As demonstrated in the left figure, when a bimodal distribution (blue) is combined with a Gaussian distribution (orange), the sum distribution (green) still preserves its bimodal nature. This process effectively shifts the multi-modal distribution and adjusts the standard deviation of its modes. The multi-modal property is maintained as long as the Gaussian distribution's variance remains relatively small compared to the separation between modes.

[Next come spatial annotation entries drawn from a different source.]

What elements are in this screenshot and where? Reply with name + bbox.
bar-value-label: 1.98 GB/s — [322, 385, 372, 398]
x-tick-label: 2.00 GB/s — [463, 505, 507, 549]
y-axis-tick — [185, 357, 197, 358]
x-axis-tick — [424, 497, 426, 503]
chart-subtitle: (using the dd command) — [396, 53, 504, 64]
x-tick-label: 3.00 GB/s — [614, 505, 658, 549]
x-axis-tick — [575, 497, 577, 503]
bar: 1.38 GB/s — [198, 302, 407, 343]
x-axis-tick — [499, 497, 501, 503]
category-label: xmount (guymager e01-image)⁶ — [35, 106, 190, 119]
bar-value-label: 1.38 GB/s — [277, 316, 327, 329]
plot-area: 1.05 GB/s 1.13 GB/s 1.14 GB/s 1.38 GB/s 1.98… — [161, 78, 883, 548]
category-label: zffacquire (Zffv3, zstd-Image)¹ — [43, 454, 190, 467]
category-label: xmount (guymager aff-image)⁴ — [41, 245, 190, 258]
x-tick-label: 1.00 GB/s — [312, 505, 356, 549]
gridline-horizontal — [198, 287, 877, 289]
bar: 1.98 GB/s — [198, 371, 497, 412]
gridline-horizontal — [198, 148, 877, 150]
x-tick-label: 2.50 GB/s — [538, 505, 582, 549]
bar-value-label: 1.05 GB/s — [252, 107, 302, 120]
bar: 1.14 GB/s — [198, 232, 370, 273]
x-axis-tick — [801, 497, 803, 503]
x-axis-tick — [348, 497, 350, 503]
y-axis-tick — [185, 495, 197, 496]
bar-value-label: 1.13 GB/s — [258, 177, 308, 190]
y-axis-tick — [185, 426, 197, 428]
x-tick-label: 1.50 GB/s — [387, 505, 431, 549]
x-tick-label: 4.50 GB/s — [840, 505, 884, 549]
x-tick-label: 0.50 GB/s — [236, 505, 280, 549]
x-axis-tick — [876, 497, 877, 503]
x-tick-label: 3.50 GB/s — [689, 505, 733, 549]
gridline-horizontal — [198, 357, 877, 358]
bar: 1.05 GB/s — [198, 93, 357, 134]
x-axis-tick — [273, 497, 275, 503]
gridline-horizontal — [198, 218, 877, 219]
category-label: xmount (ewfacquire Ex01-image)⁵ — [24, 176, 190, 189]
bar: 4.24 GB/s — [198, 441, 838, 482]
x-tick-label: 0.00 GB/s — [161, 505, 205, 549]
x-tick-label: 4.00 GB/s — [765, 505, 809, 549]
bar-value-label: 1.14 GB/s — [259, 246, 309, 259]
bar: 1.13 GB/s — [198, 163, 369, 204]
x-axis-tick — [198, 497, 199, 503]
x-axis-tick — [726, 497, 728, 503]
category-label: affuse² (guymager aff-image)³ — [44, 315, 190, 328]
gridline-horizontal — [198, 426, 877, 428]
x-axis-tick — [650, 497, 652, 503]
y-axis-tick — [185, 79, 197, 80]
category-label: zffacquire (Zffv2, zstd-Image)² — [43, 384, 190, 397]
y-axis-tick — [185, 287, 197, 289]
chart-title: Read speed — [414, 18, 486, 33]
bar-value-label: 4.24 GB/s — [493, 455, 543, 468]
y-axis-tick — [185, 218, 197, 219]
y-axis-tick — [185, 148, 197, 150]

To demonstrate the preservation of multi-modality in practice, we visualize action distributions from a specific state in the ManiSkill StackCube task, using Behavior Transformer as the base policy. We sampled 1000 actions from both base and residual policies, then applied PCA dimensionality reduction for visualization purposes. We use histograms to visualize these action samples. The results are shown in the left figure.
The results in the left figure demonstrate that BeT's forward pass is significantly faster than its backward pass, with this gap becoming more pronounced as model size increases. This confirms that the backward pass constitutes the major training time bottleneck.
Implementation Details:
Batch Size: 1024
GPU: NVIDIA GeForce RTX 2080 Ti
Results averaged over 100 independent runs
Following reviewer PZbK's suggestion, we have implemented and tested the GAIL + MLP baseline. The results in the left figures show that this baseline achieves 0% success rate on StackCube and about 20% success rate on TurnFaucet after 3M environment interactions. These results are expected given that the demonstrations were collected task and motion planning (for StackCube) and model predictive control (for TurnFaucet) - resulting in naturally multi-modal distributions. These results suggest that simple MLPs may be insufficient for capturing multi-modal distributions and highlight the need for large policy models for effectively utilizing multi-modal demonstrations.
We fixed the entropy coefficient during the warm-start phase and enabled auto-tuning during subsequent fine-tuning. Results are shown in the left figure. From six independent runs, three of them still blow up upon unfreezing while the other three remained stable. This result indicates that this unfreezing strategy does not effectively address the training stability issue associated with warm-starting.